This week we are highlighting an article from our most recent journal issue, Vol. 41 Issue 3, entitled Mental Health Outcomes of Psychosocial Intervention Among Traditional Health Practitioner Depressed Patients in Kenya, by Christine Musyimi, Victoria Mutiso, David Ndetei, David Henderson, and Joske Bunders. Their study aims to determine the outcomes of using the evidence-based mental health Global Action Programme Intervention Guide to provide psychosocial interventions among depressed patients seeking care from Traditional health Practitioners (THPs). Their work is the first documented interventional study to investigate the outcomes of psychosocial interventions among THPs’ patients in Kenya. The authors argue that it is crucial to engage THPs in the care of patients with depression and other mental disorders in order to establish and maintain collaboration between THPs and conventional health workers to promote evidence-based care among marginalized populations.
During this study, Traditional health Practitioners (THPs) were trained to deliver psychosocial interventions to their patients screening positive for mild to severe depression on Beck’s Depression Inventory (BDI). The authors emphasize that THPs are trusted by community members and appropriately understand the community cultural and social norms due to their interaction with different individuals in their routine practice and the nature of traditional systems of care. Additionally, THPs’ services are usually more easily accessible and cost effective.

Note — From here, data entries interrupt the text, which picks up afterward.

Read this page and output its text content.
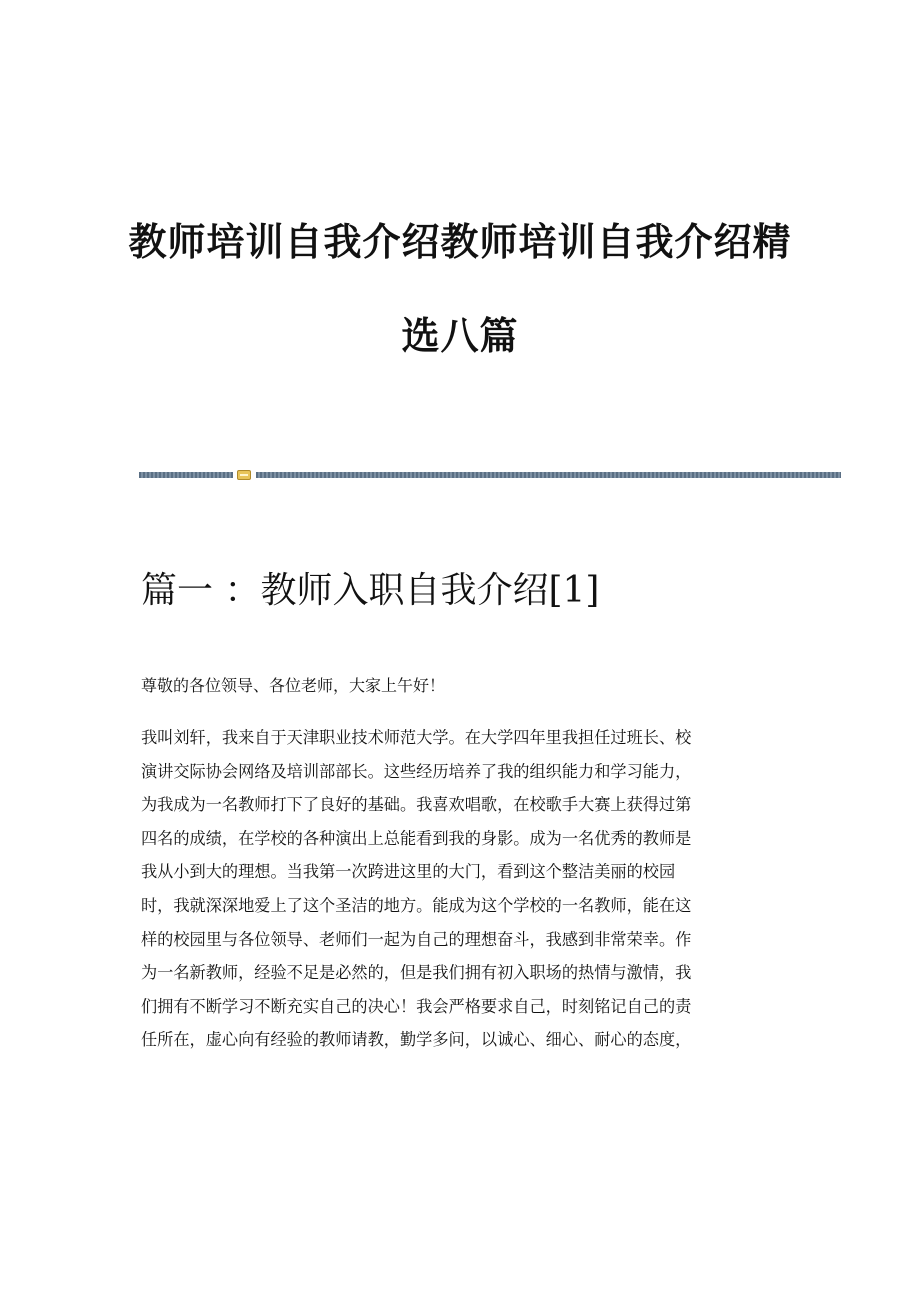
教师培训自我介绍教师培训自我介绍精
选八篇
篇一 ：教师入职自我介绍[1]
尊敬的各位领导、各位老师，大家上午好！
我叫刘轩，我来自于天津职业技术师范大学。在大学四年里我担任过班长、校
演讲交际协会网络及培训部部长。这些经历培养了我的组织能力和学习能力，
为我成为一名教师打下了良好的基础。我喜欢唱歌，在校歌手大赛上获得过第
四名的成绩，在学校的各种演出上总能看到我的身影。成为一名优秀的教师是
我从小到大的理想。当我第一次跨进这里的大门，看到这个整洁美丽的校园
时，我就深深地爱上了这个圣洁的地方。能成为这个学校的一名教师，能在这
样的校园里与各位领导、老师们一起为自己的理想奋斗，我感到非常荣幸。作
为一名新教师，经验不足是必然的，但是我们拥有初入职场的热情与激情，我
们拥有不断学习不断充实自己的决心！我会严格要求自己，时刻铭记自己的责
任所在，虚心向有经验的教师请教，勤学多问，以诚心、细心、耐心的态度，
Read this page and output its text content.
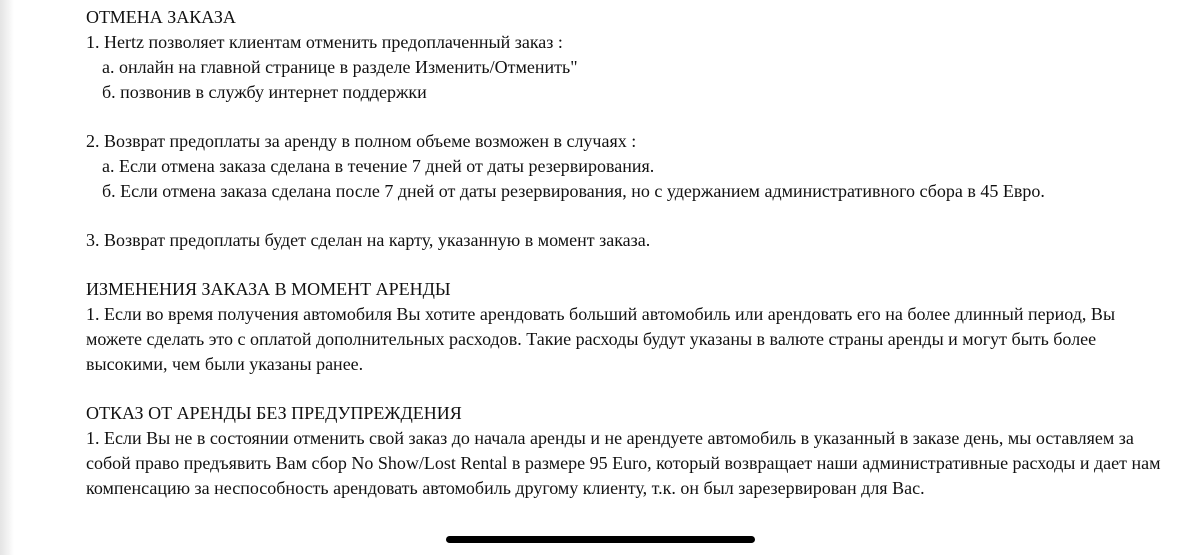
ОТМЕНА ЗАКАЗА
1. Hertz позволяет клиентам отменить предоплаченный заказ :
а. онлайн на главной странице в разделе Изменить/Отменить"
б. позвонив в службу интернет поддержки
2. Возврат предоплаты за аренду в полном объеме возможен в случаях :
а. Если отмена заказа сделана в течение 7 дней от даты резервирования.
б. Если отмена заказа сделана после 7 дней от даты резервирования, но с удержанием административного сбора в 45 Евро.
3. Возврат предоплаты будет сделан на карту, указанную в момент заказа.
ИЗМЕНЕНИЯ ЗАКАЗА В МОМЕНТ АРЕНДЫ
1. Если во время получения автомобиля Вы хотите арендовать больший автомобиль или арендовать его на более длинный период, Вы можете сделать это с оплатой дополнительных расходов. Такие расходы будут указаны в валюте страны аренды и могут быть более высокими, чем были указаны ранее.
ОТКАЗ ОТ АРЕНДЫ БЕЗ ПРЕДУПРЕЖДЕНИЯ
1. Если Вы не в состоянии отменить свой заказ до начала аренды и не арендуете автомобиль в указанный в заказе день, мы оставляем за собой право предъявить Вам сбор No Show/Lost Rental в размере 95 Euro, который возвращает наши административные расходы и дает нам компенсацию за неспособность арендовать автомобиль другому клиенту, т.к. он был зарезервирован для Вас.
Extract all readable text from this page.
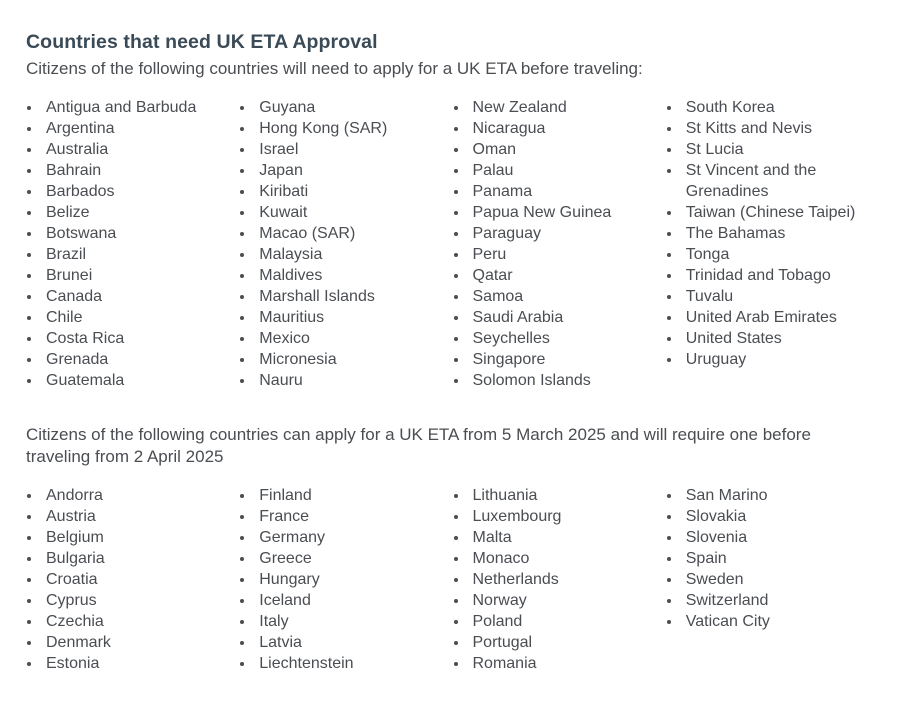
Countries that need UK ETA Approval

Citizens of the following countries will need to apply for a UK ETA before traveling:

Antigua and Barbuda
Argentina
Australia
Bahrain
Barbados
Belize
Botswana
Brazil
Brunei
Canada
Chile
Costa Rica
Grenada
Guatemala
Guyana
Hong Kong (SAR)
Israel
Japan
Kiribati
Kuwait
Macao (SAR)
Malaysia
Maldives
Marshall Islands
Mauritius
Mexico
Micronesia
Nauru
New Zealand
Nicaragua
Oman
Palau
Panama
Papua New Guinea
Paraguay
Peru
Qatar
Samoa
Saudi Arabia
Seychelles
Singapore
Solomon Islands
South Korea
St Kitts and Nevis
St Lucia
St Vincent and the Grenadines
Taiwan (Chinese Taipei)
The Bahamas
Tonga
Trinidad and Tobago
Tuvalu
United Arab Emirates
United States
Uruguay

Citizens of the following countries can apply for a UK ETA from 5 March 2025 and will require one before traveling from 2 April 2025

Andorra
Austria
Belgium
Bulgaria
Croatia
Cyprus
Czechia
Denmark
Estonia
Finland
France
Germany
Greece
Hungary
Iceland
Italy
Latvia
Liechtenstein
Lithuania
Luxembourg
Malta
Monaco
Netherlands
Norway
Poland
Portugal
Romania
San Marino
Slovakia
Slovenia
Spain
Sweden
Switzerland
Vatican City
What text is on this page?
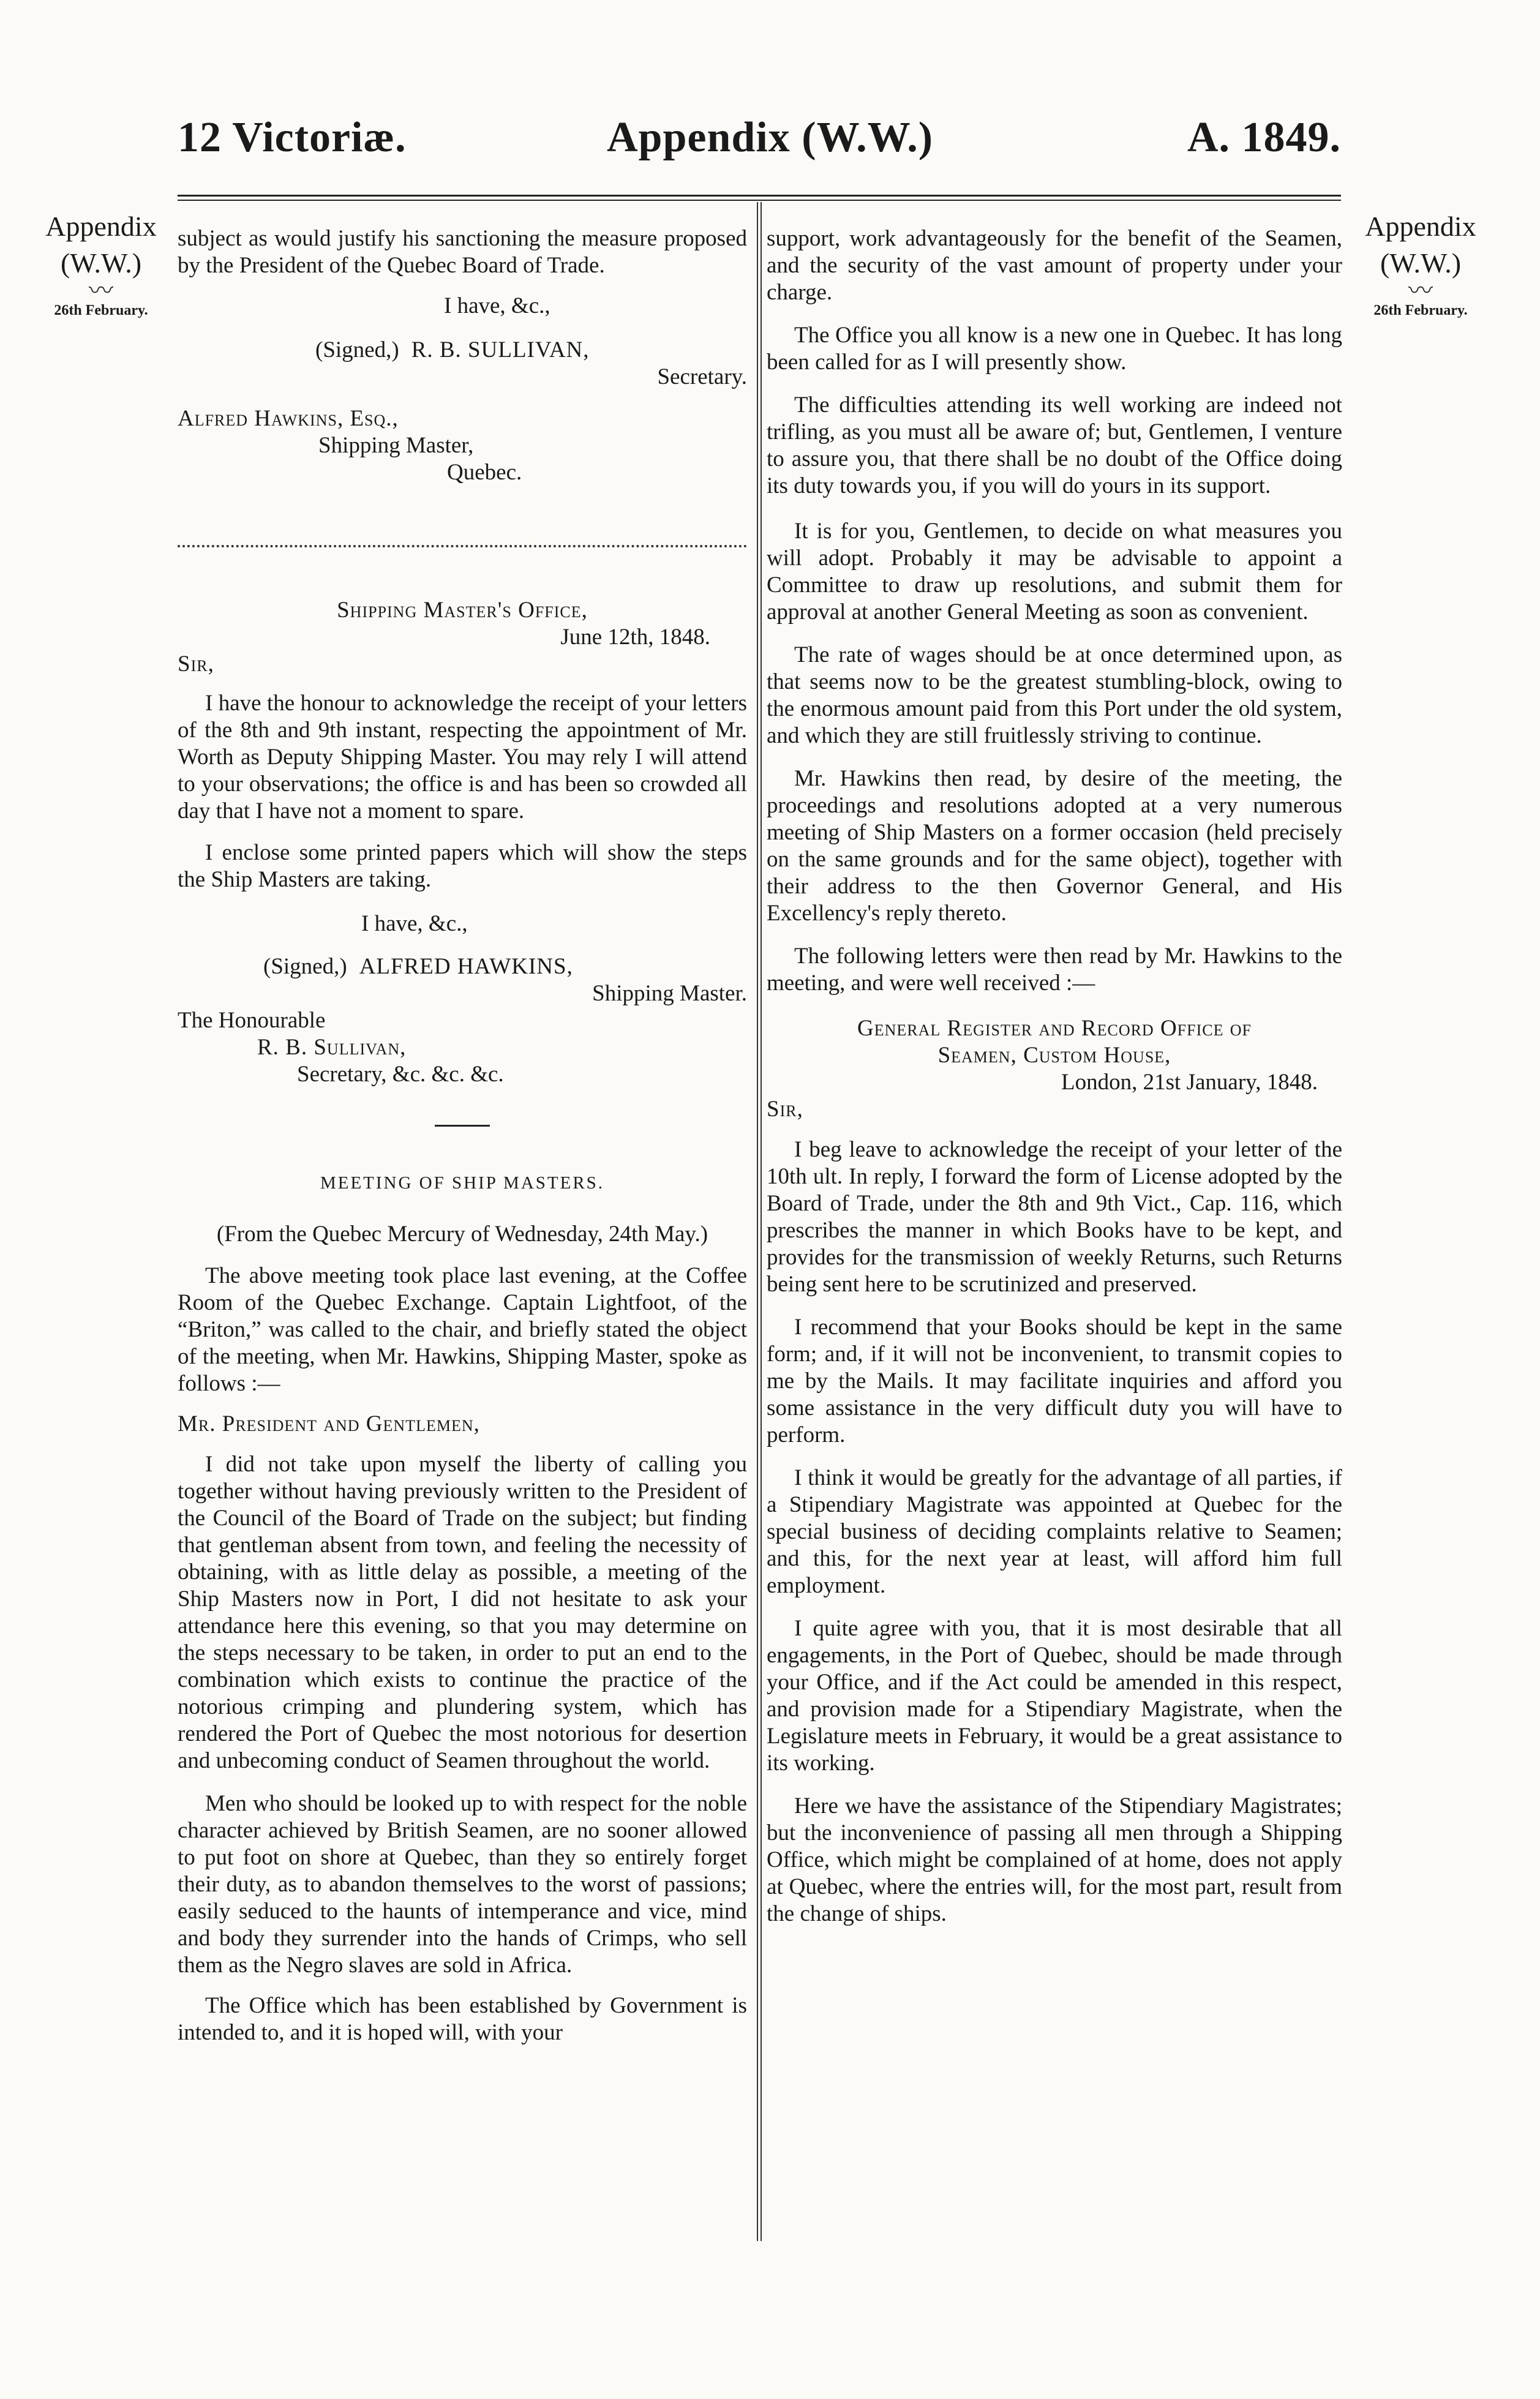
Appendix (W.W.)
12 Victoriæ.	A. 1849.
Appendix
(W.W.)
〰
26th February.
Appendix
(W.W.)
〰
26th February.

subject as would justify his sanctioning the measure proposed by the President of the Quebec Board of Trade.

I have, &c.,

(Signed,) R. B. SULLIVAN,

Secretary.

Alfred Hawkins, Esq.,

Shipping Master,

Quebec.

Shipping Master's Office,

June 12th, 1848.

Sir,

I have the honour to acknowledge the receipt of your letters of the 8th and 9th instant, respecting the appointment of Mr. Worth as Deputy Shipping Master. You may rely I will attend to your observations; the office is and has been so crowded all day that I have not a moment to spare.

I enclose some printed papers which will show the steps the Ship Masters are taking.

I have, &c.,

(Signed,) ALFRED HAWKINS,

Shipping Master.

The Honourable

R. B. Sullivan,

Secretary, &c. &c. &c.

MEETING OF SHIP MASTERS.

(From the Quebec Mercury of Wednesday, 24th May.)

The above meeting took place last evening, at the Coffee Room of the Quebec Exchange. Captain Lightfoot, of the “Briton,” was called to the chair, and briefly stated the object of the meeting, when Mr. Hawkins, Shipping Master, spoke as follows :—

Mr. President and Gentlemen,

I did not take upon myself the liberty of calling you together without having previously written to the President of the Council of the Board of Trade on the subject; but finding that gentleman absent from town, and feeling the necessity of obtaining, with as little delay as possible, a meeting of the Ship Masters now in Port, I did not hesitate to ask your attendance here this evening, so that you may determine on the steps necessary to be taken, in order to put an end to the combination which exists to continue the practice of the notorious crimping and plundering system, which has rendered the Port of Quebec the most notorious for desertion and unbecoming conduct of Seamen throughout the world.

Men who should be looked up to with respect for the noble character achieved by British Seamen, are no sooner allowed to put foot on shore at Quebec, than they so entirely forget their duty, as to abandon themselves to the worst of passions; easily seduced to the haunts of intemperance and vice, mind and body they surrender into the hands of Crimps, who sell them as the Negro slaves are sold in Africa.

The Office which has been established by Government is intended to, and it is hoped will, with your

support, work advantageously for the benefit of the Seamen, and the security of the vast amount of property under your charge.

The Office you all know is a new one in Quebec. It has long been called for as I will presently show.

The difficulties attending its well working are indeed not trifling, as you must all be aware of; but, Gentlemen, I venture to assure you, that there shall be no doubt of the Office doing its duty towards you, if you will do yours in its support.

It is for you, Gentlemen, to decide on what measures you will adopt. Probably it may be advisable to appoint a Committee to draw up resolutions, and submit them for approval at another General Meeting as soon as convenient.

The rate of wages should be at once determined upon, as that seems now to be the greatest stumbling-block, owing to the enormous amount paid from this Port under the old system, and which they are still fruitlessly striving to continue.

Mr. Hawkins then read, by desire of the meeting, the proceedings and resolutions adopted at a very numerous meeting of Ship Masters on a former occasion (held precisely on the same grounds and for the same object), together with their address to the then Governor General, and His Excellency's reply thereto.

The following letters were then read by Mr. Hawkins to the meeting, and were well received :—

General Register and Record Office of

Seamen, Custom House,

London, 21st January, 1848.

Sir,

I beg leave to acknowledge the receipt of your letter of the 10th ult. In reply, I forward the form of License adopted by the Board of Trade, under the 8th and 9th Vict., Cap. 116, which prescribes the manner in which Books have to be kept, and provides for the transmission of weekly Returns, such Returns being sent here to be scrutinized and preserved.

I recommend that your Books should be kept in the same form; and, if it will not be inconvenient, to transmit copies to me by the Mails. It may facilitate inquiries and afford you some assistance in the very difficult duty you will have to perform.

I think it would be greatly for the advantage of all parties, if a Stipendiary Magistrate was appointed at Quebec for the special business of deciding complaints relative to Seamen; and this, for the next year at least, will afford him full employment.

I quite agree with you, that it is most desirable that all engagements, in the Port of Quebec, should be made through your Office, and if the Act could be amended in this respect, and provision made for a Stipendiary Magistrate, when the Legislature meets in February, it would be a great assistance to its working.

Here we have the assistance of the Stipendiary Magistrates; but the inconvenience of passing all men through a Shipping Office, which might be complained of at home, does not apply at Quebec, where the entries will, for the most part, result from the change of ships.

According to the authors, task-shifting can be defined as the rational redistribution of tasks among health workforce teams with an aim of making efficient use of available human resources for health. This approach has proved to be a very strong potential strategy for reducing global mental health challenges through identification and appropriate management of mental disorders. In a task-shifting model, THPs classified as traditional and faith healers may be incorporated into existing mental health services by using their cultural acceptability to deliver treatment. They may also be used as a way to mitigate the shortage of mental health specialists. THPs are widespread in Africa and are consulted for psychosocial problems.
Previous studies have shown that THPs use prayer, holy water, morality-based guidance, dietary advice, massage, and herbs as common treatment modalities. THPs have furthermore demonstrated willingness to collaborate with “conventional” workers in mental health care. For the authors, this willingness offers an excellent opportunity since consulting THPs is considered a more popular choice of first help-seeking contact for patients. Often, THPs do home visits, which is more convenient and acceptable to patients and family members. In addition, the consultation fee for THPs’ patients is either waived, paid in kind, in installments, or on recovery. As a result, THPs are considered to be reliable source for care and can still be sought in a more difficult financial situation.
The mental health Global Action Programme Intervention guide (mhGAP-IG) is a model-guide and helps non-specialists to identify and manage priority mental health problems, such as depression, psychosis, bipolar disorder, epilepsy, developmental disorders, behavioral disorders, dementia, alcohol use disorders, drug use disorders, suicide, and self-harm. Its efficacy has also been tested among non-specialized health workers, including traditional and faith healers in Africa, and shows a statistically significant improvement in knowledge among participants after training. The authors maintain that this is promising evidence that non-specialized health-care providers can be successfully trained to deliver a basic package of interventions for providing care and treatment for people with mental, neurological and substance use disorders.
This study involved training THPs to identify and deliver evidence-based mhGAP-IG psychosocial interventions to their patients screening positive for depression. A total of 377 patients screened positive for mild to severe depression using BDI were recruited into the study. Psychosocial interventions, such as cognitive behavior therapy or problem solving, were then described in detail to THPs. This gave the THPs an understanding of what to do, as listed under mhGAP-IG, in the depression component at the initial contact and one or two subsequent visits, depending on the severity of the patient’s symptoms. The outcomes of the intervention among THPs’ patients were measured at 6 weeks and 12 weeks from the initial assessment by determining the change in their depressive scores using BDI. Overall, the BDI mean score was 26.52 before intervention, and reduced significantly at 6 (13%) and 12 (35%) weeks after intervention.
Based on their research, the authors argue that patients seeking care from THPs are responsive to psychosocial interventions as delivered by the healers. Patients recovered symptomatically, showing significant improvements at all time points after treatment. The authors state that consistent with other studies, psychosocial interventions have been shown to reduce depressive symptoms in primary care settings.
The authors conclude that the overall improvement of the patients in their study at 3 months is higher than the response rates seen among depressed outpatients followed over a period of one year in public sector clinics in the United States. A systematic review on enhancing antidepressant therapy with non-pharmacological interventions directed at improving the treatment of depression by Oestergaard and Møldrup (2011), has demonstrated that psychosocial interventions such as psychotherapy produce superior results at follow-up in terms of preventing recurrence and yields effects that cannot be detected by antidepressants including the quality of interpersonal relationships and coping skills.
Oestergaard, S., and C. Møldrup
2011 Improving Outcomes for Patients with Depression by Enhancing Antidepressant Therapy with Non-pharmacological Interventions: A Systematic Review of Reviews. Public Health 125: 357–367.